Say this for Brendan Mikkelson, he doesn't hide from his mistakes.
After a 3-1 loss to the Kings on Feb. 7, the Lightning defenseman volunteered that his blown assignment led to Los Angeles' last goal.
After a 4-3 overtime loss to the Rangers on Thursday, he bemoaned not handling a bouncing puck during the sequence that led to the winning goal.
"Always," he said, "there is work to be done."
Big picture, Mikkelson's work has been more positive than negative since he was acquired last month from the Flames.
He has zero points but still is plus-1 in 15 games while averaging 13:49 of ice time, and his big shot and puck smarts earned him a spot on the power play.
It is the kind of opportunity Mikkelson wasn't getting while buried in Calgary's minor-league system. And if he carves out a niche, he will be a valuable addition for an organization desperate to add blue-line depth.
"It's good that at least you get a chance," Mikkelson said. "That's all you want. Now, it boils down to producing."
Mikkelson, 24, traded for underachieving center Blair Jones, has deep hockey roots.
His father, Bill, played 147 games in the '70s with the Kings, Islanders and Capitals. And sister Meaghan, also a defenseman, won gold with Canada at the 2010 Vancouver Olympics.
Still, Mikkelson, 6 feet 3, 205 pounds, from Regina, Saskatchewan, has bounced between the minors and the NHL since he was drafted 31st overall in 2005 by the Ducks.
When the Lightning faces the Senators tonight at the Tampa Bay Times Forum, it will be just his 102nd NHL game.
"I know he was a seventh D in Calgary and he was in the minors, but for us he's brought size, he's brought mobility and he's smart with the puck," coach Guy Boucher said. "We needed all of that."
"He's got that size and long reach," defensive partner Bruno Gervais said. "He's strong on the puck and can make some plays, and he can really skate."

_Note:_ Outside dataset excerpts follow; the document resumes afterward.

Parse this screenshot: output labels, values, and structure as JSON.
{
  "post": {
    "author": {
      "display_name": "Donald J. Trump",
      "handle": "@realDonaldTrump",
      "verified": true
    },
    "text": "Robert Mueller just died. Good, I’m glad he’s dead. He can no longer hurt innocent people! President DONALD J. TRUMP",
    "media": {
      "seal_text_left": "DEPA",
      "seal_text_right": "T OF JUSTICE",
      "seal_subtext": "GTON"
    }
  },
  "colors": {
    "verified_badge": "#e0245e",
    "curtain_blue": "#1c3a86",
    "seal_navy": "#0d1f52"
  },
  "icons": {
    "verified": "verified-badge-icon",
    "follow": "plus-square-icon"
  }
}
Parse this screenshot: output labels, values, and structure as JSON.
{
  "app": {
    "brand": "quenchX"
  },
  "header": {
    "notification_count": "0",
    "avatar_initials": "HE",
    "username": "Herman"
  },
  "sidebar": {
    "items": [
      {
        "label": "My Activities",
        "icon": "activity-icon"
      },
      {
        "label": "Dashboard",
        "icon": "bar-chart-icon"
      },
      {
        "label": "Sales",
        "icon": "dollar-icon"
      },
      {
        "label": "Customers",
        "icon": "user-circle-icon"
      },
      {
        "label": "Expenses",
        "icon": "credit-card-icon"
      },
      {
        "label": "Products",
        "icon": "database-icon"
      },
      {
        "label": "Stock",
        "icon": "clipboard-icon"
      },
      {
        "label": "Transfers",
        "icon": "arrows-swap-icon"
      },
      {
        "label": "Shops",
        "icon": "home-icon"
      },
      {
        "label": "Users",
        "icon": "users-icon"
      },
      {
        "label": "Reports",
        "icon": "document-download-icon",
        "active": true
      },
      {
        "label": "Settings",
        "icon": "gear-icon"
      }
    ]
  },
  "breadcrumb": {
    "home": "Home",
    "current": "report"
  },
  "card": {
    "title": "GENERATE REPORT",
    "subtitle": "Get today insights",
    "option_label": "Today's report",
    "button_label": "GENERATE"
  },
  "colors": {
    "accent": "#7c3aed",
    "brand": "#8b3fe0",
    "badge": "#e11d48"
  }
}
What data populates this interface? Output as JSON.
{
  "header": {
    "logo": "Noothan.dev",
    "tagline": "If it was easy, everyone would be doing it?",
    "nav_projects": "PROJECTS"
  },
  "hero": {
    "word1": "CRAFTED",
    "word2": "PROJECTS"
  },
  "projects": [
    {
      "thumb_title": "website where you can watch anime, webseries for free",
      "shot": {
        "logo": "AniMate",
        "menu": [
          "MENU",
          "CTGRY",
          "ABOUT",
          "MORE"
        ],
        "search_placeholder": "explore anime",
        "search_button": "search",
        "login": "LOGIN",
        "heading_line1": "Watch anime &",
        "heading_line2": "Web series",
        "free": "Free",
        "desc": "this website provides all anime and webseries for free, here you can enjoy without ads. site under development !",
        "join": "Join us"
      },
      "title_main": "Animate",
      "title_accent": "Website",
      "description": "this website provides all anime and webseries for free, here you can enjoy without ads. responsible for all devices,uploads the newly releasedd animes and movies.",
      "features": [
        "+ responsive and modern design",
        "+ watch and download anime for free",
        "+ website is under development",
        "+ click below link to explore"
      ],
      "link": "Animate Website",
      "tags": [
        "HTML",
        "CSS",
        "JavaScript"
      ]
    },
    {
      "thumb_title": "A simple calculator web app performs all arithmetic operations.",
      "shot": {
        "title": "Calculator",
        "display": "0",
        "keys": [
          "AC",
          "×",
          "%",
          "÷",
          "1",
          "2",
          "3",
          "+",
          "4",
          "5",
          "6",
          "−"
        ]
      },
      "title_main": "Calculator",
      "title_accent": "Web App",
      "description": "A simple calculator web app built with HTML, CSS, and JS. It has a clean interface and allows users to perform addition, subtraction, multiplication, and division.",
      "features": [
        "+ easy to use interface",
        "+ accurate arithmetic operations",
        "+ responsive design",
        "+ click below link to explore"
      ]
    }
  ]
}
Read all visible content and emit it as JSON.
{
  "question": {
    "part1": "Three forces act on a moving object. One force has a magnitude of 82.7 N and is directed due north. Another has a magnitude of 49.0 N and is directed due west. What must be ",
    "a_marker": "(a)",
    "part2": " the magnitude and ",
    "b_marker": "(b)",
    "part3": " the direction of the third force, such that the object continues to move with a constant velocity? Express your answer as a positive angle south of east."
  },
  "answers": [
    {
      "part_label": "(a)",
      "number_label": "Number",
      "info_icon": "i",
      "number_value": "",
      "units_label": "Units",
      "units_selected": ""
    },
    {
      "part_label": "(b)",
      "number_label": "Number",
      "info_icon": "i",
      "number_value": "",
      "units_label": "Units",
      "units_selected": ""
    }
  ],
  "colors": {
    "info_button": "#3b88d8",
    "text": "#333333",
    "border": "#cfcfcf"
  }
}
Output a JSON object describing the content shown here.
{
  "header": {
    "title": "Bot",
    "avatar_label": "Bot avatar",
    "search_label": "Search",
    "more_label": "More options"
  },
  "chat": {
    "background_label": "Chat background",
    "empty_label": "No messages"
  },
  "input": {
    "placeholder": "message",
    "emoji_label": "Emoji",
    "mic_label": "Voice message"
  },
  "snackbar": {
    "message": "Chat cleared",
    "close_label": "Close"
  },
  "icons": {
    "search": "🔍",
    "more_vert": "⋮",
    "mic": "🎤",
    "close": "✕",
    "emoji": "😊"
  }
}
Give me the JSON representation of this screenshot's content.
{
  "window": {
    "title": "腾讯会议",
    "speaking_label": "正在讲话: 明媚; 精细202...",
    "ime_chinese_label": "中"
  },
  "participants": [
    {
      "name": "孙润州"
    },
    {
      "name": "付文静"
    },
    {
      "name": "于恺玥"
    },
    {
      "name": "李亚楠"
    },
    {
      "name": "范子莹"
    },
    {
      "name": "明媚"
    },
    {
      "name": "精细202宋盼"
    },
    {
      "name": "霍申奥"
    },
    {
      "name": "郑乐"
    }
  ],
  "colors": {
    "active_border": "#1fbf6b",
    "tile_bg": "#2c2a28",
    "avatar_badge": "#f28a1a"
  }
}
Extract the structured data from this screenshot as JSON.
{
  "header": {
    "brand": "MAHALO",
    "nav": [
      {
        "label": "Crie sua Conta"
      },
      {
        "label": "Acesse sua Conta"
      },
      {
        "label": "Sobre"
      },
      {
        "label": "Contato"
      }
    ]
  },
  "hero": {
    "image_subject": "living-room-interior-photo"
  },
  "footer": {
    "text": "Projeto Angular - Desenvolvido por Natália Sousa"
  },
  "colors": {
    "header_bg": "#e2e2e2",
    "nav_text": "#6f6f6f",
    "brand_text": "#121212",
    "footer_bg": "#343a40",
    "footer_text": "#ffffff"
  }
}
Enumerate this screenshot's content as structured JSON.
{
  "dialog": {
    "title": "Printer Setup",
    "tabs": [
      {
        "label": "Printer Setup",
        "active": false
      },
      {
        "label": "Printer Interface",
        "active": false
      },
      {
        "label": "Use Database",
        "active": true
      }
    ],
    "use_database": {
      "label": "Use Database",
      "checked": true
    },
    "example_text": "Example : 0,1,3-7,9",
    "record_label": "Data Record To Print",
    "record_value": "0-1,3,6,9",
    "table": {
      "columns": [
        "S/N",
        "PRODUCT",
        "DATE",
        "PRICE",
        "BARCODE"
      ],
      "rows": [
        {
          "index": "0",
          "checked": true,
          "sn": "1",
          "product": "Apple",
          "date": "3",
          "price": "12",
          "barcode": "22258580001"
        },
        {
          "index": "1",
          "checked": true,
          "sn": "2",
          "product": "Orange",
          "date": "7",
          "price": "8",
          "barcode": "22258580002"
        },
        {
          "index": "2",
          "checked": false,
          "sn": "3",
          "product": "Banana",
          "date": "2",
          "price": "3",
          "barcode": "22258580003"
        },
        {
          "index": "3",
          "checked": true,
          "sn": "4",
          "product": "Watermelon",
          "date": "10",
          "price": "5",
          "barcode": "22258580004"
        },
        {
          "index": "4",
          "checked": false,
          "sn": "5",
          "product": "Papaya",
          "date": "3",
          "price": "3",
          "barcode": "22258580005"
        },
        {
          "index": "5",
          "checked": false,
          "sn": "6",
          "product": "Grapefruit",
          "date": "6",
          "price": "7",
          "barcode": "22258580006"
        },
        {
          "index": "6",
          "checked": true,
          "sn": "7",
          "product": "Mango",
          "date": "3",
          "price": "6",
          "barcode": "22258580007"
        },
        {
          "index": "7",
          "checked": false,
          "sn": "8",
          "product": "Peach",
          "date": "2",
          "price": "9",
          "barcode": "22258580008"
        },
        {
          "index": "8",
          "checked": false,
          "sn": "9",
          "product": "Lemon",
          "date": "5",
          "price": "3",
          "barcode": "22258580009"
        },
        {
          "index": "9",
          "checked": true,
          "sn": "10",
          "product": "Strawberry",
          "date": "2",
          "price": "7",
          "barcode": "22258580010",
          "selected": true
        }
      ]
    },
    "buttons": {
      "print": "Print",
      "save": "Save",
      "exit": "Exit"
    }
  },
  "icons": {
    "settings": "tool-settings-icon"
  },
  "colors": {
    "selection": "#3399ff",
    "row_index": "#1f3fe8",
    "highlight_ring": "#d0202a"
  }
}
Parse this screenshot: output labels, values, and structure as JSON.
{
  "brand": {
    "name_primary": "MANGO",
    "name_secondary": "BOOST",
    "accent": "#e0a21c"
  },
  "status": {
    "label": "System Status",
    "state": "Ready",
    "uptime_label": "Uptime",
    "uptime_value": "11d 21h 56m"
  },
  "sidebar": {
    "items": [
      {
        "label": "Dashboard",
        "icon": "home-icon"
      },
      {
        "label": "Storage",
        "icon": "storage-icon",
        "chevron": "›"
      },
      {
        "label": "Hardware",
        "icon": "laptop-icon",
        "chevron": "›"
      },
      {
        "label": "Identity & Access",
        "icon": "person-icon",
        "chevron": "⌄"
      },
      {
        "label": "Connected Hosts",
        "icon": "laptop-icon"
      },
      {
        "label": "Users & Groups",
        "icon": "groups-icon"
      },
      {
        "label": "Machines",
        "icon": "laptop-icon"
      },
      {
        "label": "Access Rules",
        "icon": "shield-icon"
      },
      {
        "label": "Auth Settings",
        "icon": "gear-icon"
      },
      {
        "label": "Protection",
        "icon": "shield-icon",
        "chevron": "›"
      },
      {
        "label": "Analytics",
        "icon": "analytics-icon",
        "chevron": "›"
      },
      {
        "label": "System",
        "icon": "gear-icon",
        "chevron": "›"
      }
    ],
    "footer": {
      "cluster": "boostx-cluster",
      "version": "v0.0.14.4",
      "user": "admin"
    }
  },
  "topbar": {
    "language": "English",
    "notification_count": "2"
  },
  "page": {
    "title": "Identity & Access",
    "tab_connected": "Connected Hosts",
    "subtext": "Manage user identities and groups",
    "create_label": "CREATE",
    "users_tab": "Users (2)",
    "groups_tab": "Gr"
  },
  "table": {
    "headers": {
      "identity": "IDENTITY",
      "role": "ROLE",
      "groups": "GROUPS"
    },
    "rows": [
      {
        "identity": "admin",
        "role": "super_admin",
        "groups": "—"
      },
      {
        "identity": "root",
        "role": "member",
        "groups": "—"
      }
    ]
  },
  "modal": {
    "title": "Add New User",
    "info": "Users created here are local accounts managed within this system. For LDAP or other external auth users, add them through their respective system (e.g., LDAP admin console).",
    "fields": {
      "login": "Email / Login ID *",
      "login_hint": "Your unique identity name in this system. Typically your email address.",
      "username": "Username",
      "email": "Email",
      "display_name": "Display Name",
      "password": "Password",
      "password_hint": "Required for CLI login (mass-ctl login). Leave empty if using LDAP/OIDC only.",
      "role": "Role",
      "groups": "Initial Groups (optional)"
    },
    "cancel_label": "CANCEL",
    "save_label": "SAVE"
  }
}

One problem, Gervais deadpanned, "He's got an average personality."
Actually, Mikkelson is unflinchingly analytical.
Asked if he believed he got a fair shake in Calgary, he said, "arguing the point would be wasting my time" because general manager Jay Feaster and coach Brent Sutter "know the game awfully well. … As long as you handle it personally that you've done everything you can."
Asked how he's fitting in with the Lightning, he said, "It's still a work in progress. I think I still have to earn their trust to be a reliable player. It's been good to get a chance to get some minutes in different scenarios, but you never want to say mission accomplished."
In that sense, he and the team are on the same page.
"Nothing is long term," Boucher said of the plans for Mikkelson. "Everything is short term to win games. There's no experiments. We give him a chance and because he responds well, I keep giving him a chance.
"He's really seized the day," Boucher added. "He's got to keep seizing it."